From claim +‎ -able.

Adjective

claimable (not comparable)

  1. Able to be claimed.
    • 1845 The New Statistical Account of Scotland
      The existence of a legally claimable provision will, it is to be feared, tend everywhere more or less to produce its usual pernicious effects on the natural benevolence and moral independence of the people.
    • 2005 United Arab Emirates Court of Cassation Judgments 1998 - 2003
      If the insured party undertakes repair work himself or does it by independent sources this is not claimable from the insurance company.

Derived terms

Noun

claimable (plural claimables)

  1. Something that can be claimed.
    • 1963, Leo Cohen, Comparative Fiscal Capacity and Tax Effort of Units of Government in in Madison and St.
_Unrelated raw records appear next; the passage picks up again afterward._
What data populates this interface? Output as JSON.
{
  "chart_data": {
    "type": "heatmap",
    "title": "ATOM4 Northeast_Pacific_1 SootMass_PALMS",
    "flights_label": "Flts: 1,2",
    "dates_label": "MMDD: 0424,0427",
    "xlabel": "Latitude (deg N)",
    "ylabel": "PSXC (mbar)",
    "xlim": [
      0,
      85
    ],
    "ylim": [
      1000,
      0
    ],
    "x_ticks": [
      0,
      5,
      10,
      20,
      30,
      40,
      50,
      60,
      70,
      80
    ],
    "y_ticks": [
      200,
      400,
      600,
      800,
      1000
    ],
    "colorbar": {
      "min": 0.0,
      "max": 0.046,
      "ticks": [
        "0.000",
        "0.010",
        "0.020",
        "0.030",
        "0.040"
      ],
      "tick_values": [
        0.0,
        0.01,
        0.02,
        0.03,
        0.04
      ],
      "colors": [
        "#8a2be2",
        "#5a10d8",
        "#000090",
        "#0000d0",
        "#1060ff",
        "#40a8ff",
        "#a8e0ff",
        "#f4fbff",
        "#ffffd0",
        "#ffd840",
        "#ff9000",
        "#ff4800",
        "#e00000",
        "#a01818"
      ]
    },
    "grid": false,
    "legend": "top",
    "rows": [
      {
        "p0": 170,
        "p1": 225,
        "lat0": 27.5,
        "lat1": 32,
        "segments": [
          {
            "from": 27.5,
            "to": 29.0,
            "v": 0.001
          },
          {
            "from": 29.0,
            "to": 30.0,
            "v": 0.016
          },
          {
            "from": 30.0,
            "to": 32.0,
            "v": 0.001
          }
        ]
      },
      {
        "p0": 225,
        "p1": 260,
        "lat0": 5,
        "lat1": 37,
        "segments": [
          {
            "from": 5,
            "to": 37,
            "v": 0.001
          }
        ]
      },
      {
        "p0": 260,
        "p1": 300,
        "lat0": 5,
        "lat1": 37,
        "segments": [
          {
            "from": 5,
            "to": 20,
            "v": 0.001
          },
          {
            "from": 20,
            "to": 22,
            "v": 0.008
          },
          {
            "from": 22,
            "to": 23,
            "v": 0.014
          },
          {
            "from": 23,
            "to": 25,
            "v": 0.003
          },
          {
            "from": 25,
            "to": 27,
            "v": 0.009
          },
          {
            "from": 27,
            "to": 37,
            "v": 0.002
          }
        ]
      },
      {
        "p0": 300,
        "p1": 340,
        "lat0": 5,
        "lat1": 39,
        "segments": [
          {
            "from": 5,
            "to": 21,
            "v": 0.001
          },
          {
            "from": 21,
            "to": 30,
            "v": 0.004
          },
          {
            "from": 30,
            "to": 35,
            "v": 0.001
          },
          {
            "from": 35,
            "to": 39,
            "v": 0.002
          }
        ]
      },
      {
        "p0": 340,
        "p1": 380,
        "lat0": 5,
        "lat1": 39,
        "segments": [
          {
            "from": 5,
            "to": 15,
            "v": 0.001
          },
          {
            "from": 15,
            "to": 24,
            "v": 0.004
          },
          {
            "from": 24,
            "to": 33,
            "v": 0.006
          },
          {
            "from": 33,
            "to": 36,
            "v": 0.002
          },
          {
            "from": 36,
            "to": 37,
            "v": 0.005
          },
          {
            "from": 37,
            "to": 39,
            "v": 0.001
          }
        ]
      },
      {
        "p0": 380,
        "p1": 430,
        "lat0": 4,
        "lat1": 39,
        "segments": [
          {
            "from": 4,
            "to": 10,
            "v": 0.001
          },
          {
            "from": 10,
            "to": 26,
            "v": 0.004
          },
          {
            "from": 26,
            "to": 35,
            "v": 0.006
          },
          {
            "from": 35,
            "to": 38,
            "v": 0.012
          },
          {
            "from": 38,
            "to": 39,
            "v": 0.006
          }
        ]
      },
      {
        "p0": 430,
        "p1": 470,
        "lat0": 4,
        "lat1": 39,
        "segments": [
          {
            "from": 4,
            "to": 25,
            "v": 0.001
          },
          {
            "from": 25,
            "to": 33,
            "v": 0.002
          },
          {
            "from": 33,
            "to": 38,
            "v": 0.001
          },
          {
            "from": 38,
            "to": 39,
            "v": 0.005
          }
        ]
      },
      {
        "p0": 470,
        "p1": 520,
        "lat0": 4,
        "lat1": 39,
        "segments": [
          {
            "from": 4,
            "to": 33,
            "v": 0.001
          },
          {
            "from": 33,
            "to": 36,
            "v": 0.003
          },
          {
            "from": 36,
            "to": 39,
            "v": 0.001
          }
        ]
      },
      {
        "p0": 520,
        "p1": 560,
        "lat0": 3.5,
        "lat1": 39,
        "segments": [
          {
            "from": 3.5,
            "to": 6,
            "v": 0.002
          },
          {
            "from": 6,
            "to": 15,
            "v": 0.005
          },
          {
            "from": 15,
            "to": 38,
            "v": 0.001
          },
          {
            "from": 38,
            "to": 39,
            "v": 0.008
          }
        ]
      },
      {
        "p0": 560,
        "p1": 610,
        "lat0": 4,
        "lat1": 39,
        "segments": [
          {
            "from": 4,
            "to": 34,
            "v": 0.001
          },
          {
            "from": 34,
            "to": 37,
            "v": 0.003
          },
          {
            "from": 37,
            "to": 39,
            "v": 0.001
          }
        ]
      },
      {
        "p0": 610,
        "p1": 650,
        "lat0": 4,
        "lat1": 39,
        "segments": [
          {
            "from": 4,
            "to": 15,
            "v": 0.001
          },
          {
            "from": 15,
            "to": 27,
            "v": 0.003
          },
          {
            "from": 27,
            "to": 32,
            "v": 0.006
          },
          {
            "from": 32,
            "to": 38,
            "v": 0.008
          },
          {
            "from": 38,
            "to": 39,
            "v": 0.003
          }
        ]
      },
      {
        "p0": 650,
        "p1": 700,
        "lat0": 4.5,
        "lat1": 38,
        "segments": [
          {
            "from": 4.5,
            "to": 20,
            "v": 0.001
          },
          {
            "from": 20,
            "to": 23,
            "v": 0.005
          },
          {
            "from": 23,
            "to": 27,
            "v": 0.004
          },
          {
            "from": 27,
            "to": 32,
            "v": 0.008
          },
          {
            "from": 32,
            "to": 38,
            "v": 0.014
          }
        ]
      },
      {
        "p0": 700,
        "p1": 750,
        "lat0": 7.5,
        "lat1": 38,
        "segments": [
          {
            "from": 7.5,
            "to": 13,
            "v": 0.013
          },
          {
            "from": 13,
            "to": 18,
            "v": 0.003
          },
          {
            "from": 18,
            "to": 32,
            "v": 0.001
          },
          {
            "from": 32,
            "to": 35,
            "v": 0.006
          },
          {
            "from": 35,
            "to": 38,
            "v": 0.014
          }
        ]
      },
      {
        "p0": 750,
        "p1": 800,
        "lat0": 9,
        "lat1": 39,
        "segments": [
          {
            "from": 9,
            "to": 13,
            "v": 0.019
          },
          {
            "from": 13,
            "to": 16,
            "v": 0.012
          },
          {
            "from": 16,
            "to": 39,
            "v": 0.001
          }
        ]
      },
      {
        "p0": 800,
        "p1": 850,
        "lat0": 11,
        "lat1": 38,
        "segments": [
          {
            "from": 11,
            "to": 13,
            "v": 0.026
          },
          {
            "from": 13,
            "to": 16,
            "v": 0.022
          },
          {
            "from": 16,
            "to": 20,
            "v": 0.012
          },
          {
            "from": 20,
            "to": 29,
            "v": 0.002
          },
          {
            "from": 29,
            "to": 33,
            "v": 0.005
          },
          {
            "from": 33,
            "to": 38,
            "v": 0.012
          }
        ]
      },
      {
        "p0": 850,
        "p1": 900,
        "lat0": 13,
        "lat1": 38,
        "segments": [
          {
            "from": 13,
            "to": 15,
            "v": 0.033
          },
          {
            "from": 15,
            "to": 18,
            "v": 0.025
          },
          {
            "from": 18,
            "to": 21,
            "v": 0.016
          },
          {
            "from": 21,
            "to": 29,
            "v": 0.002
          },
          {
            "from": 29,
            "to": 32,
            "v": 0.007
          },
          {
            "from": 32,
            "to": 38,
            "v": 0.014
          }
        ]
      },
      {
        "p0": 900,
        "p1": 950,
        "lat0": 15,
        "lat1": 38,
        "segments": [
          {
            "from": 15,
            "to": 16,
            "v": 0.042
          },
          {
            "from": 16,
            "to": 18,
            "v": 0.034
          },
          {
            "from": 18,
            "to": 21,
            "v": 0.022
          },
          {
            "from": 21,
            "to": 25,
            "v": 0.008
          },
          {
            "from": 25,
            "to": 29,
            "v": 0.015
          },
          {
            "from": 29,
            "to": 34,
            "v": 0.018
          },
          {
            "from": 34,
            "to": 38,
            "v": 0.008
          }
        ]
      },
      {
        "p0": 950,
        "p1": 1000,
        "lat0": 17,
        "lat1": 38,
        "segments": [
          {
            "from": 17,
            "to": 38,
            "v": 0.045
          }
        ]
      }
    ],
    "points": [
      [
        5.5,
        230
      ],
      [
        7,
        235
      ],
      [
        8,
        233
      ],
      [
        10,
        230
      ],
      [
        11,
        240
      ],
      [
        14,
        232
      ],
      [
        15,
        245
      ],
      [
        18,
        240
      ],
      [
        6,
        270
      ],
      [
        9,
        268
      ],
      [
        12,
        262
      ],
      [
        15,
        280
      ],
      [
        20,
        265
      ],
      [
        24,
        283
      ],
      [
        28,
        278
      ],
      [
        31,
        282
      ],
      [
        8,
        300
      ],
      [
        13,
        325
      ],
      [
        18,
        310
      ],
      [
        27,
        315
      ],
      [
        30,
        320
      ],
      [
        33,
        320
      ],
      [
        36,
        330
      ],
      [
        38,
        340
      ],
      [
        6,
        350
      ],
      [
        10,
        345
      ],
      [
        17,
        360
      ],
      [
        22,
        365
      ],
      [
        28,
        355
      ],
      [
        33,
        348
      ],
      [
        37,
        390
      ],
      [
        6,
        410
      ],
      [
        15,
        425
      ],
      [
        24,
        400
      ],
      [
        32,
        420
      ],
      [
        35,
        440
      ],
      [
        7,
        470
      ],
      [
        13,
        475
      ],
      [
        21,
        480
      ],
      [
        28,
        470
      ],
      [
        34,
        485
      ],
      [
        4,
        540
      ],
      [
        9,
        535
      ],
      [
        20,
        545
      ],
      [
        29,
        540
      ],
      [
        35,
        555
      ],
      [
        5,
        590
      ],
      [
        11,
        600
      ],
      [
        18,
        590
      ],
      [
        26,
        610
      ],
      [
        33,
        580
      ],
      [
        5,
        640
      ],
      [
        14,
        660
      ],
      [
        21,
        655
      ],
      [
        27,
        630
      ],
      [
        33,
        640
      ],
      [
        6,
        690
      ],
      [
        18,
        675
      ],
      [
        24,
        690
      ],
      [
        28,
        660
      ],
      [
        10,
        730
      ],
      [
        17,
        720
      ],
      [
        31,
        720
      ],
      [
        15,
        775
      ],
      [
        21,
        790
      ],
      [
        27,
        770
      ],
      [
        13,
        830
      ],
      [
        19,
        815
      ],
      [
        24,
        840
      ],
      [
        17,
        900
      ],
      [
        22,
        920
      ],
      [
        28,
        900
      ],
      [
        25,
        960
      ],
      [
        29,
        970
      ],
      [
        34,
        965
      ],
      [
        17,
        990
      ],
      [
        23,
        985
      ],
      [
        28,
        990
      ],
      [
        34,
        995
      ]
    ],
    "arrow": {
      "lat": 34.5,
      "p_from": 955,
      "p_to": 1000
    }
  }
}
Claire Counties, Illinois, 1950-1960:
      The A.D.A. figures utilized in this study include the claimables for state aid plus the nonclaimables.
    • 2008, Pirmin Stekeler-Weithofer, The Pragmatics of Making it Explicit, →ISBN, page 221:
      So, for example, if the conditional and negation introduced in terms of pragmatic incompatibility really are a conditional and negation — letting us say that two claimables are inferentially related as premise and conclusion, or that they are incompatible — then what those locutions work on must be genuine propositional contents — what appears embedded as the antecedent of the conditional, or is negated.
    • 2009, Hent de Vries, Religion: Beyond a Concept, →ISBN, page 48:
      But it does not follow that there were no true claimables.